И он засмеялся, словно такого никогда не могло быть.

С тех пор Витни держался подальше от Квина и Элен. Кроме случаев, когда они неизбежно встречались на семейных торжествах Пакстонов, например на Рождество.

Теперь Витни поежился, думая, не следует ли ему обойти дом и попробовать через заднюю дверь заглянуть внутрь. Но, если Квин был дома и что-то случилось, мог ли Квин быть… опасен? У него имелось несколько охотничьих ружей, дробовик и даже револьвер с разрешением на него. А если у него запой… Витни вспомнил, что полицейских чаще всего убивают, когда они разбирают домашние ссоры.

Потом с большим облегчением он увидел приближающуюся Элен… была ли это Элен? С ней что-то не так — это было первое, хотя и расплывчатое впечатление Витни, которое он вспомнил спустя долгое время, — потому что она шла неуверенно, почти шатаясь, точно под ней раскачивался пол. Она сильно размахивала руками или вытирала их о фартук. Определенно она спешила на звонок, кто бы ни ждал на пороге.

Витни позвал:

— Элен, это я, Витни! — И увидел, как по-детски ее лицо изобразило облегчение.

Может быть, она ждала Квина, подумал Витни.

Его растрогало, как быстро Элен включила свет в прихожей, с какой готовностью распахнула перед ним дверь.

* * *

Элен мягко воскликнула:

— Витни!

Глаза ее были широко раскрыты, а зрачки увеличены, на лице следы усталости. И еще что-то лихорадочное, живое и дерзкое было в ее поведении. Она, казалось, удивлена, что видит своего деверя, схватила крепко его руку и слегка встряхнула. Витни подумал, не пьяна ли она.
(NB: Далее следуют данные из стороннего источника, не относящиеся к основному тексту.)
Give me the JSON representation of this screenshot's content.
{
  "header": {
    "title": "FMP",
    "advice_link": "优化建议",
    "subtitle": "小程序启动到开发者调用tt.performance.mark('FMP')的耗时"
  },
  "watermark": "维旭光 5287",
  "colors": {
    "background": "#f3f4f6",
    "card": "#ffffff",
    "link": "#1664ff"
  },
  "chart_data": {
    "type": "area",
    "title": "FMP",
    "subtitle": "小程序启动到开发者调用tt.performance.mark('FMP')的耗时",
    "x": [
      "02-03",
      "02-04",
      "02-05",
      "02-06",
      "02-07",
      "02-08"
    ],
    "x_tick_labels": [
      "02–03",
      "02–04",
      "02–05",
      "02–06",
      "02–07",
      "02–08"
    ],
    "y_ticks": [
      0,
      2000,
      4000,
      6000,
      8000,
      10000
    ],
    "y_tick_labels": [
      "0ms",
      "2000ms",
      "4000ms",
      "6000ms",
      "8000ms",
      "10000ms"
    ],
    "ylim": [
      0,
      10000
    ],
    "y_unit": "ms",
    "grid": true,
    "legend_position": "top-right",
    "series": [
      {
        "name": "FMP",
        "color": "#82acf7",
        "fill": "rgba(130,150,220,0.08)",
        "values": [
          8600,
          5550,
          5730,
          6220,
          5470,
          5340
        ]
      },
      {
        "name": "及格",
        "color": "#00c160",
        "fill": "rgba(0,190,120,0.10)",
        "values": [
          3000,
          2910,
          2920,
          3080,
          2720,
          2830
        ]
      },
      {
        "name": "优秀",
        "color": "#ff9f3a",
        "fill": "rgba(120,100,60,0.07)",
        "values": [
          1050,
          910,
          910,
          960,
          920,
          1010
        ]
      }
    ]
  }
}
На вечеринках он наблюдал, как медленно и даже методично она потягивала из стакана с вином, словно хотела довести себя до состояния анестезии. Но он никогда не видел ее пьяной, никогда. И теперешнее ее состояние было для него новостью.

Извиняясь, Витни сказал:

— Элен, не хотел тебя тревожить, но… ты не отвечала на телефонные звонки, я о тебе беспокоился.

— Беспокоился? Обо мне? — Улыбаясь, Элен часто заморгала глазами. Сперва вопросительная, улыбка постепенно стала шире и ярче. Ее глаза засияли. — Обо мне?

— …и о девочках.

— …о девочках?

Элен засмеялась. Это был высокий, веселый, мелодичный смех, какого Витни у нее раньше не слышал.

Быстро, даже слишком поспешно, Элен захлопнула за Витни дверь и заперла ее. Проводя его за руку через прихожую — ее рука была прохладной, влажной, костистой, настойчивой, — она выключила свет.